No. 3 is easy: Ron Paul, known affectionately in Congress as Dr. No (and yes, he really is a medical doctor). Paul has a very consistent voting record: If the constitution doesn't permit the federal government to do what a piece of pending legislation requires it to do – he votes no.
No. 2 has several faces, but the person who experienced the most meteoric rise was Herman Cain. Now it seems that Newt Gingrich has sneaked into the void left by Cain, perhaps because he wasn't visible in the nation's recent memory.
No. 1 goes to Mitt Romney. I'm sure he would argue that he belongs in group 2, because he wasn't in the federal government. But the fact is, Romney led the state he governed far more deeply into mandates on private health care, which has driven up prices and left only the bad parts of government health care – mandates and punitive enforcement – for private citizens.
Group No. 2, you see, is where all the candidates want to be. "I'm a victim – just like you!
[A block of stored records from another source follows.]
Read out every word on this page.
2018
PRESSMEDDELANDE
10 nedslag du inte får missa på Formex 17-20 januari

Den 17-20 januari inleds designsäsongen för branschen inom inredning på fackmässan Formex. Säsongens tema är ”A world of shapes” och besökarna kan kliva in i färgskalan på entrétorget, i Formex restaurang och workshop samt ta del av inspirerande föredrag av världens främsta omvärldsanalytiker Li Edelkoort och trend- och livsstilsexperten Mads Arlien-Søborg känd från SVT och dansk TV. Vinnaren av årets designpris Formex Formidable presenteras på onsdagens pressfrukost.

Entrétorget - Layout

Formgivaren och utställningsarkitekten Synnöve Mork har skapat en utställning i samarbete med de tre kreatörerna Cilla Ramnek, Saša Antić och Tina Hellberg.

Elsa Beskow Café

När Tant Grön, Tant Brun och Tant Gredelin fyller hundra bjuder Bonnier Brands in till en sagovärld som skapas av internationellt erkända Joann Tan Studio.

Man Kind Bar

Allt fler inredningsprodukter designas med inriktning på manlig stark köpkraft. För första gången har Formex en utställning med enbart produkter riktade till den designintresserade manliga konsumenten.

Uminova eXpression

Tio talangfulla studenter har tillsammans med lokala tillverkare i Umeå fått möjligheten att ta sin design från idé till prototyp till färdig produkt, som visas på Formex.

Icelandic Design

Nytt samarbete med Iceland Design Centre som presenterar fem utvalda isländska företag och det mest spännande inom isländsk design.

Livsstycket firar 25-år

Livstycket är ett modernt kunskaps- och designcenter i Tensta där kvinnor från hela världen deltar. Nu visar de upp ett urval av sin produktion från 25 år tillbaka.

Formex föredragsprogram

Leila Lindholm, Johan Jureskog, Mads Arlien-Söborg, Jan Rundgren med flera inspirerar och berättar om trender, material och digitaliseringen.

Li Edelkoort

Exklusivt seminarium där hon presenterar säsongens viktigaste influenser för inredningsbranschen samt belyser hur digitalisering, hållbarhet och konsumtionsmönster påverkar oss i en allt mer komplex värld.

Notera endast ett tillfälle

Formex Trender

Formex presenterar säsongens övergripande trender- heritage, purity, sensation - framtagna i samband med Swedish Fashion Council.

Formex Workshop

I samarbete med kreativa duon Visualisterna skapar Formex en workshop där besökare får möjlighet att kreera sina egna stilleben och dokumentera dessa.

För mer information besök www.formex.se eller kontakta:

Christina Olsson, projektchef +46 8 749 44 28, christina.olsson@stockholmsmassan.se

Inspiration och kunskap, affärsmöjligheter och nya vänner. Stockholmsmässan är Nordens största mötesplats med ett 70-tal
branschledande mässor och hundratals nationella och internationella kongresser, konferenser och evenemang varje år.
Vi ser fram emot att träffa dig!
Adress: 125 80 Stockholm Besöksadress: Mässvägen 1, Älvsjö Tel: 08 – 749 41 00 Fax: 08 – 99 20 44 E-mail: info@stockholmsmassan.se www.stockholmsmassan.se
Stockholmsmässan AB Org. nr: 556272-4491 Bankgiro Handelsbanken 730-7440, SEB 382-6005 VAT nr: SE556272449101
Elect me and I will push more legislation to turn this thing around."
Yeah, sure you will. And that's the problem.
We don't need "more legislation" to turn this thing around. We need less legislation. We need to undo a lot of the legislation we already have – beginning with Obamacare. Every piece of legislation the politicians in Washington, D.C., pass kills another part of my freedom, and another part of America with it. But it always manages to enrich those who pass it. Funny how that works, eh?
The Constitution we were given would have prevented this. The federal government would never have gotten the money that enabled it to grow into the grotesque monster that it is today. The income tax is simply a repeat of what the English king did to the colonies, trying to bleed off their income and tuck it in his pocket. The Potomac, not the Atlantic, is the battleground for this American revolution.
Not only does D.C.'s insane ship of fools demand ever more money through the income tax – they debase it via the Federal Reserve, which now prints money as fast as electrons can fly. "Bail out Europe? No problemo!"
The bottom line is that a tweak here and there won't fix legislation the Constitution does not permit. The socialist cancer and backslapping good ol' boys in Washington, D.C., are killing the rest of the nation. And they don't care. They just don't care. As long as they get theirs.
This election, it's incumbent upon us to make sure that they do get just exactly what's due them.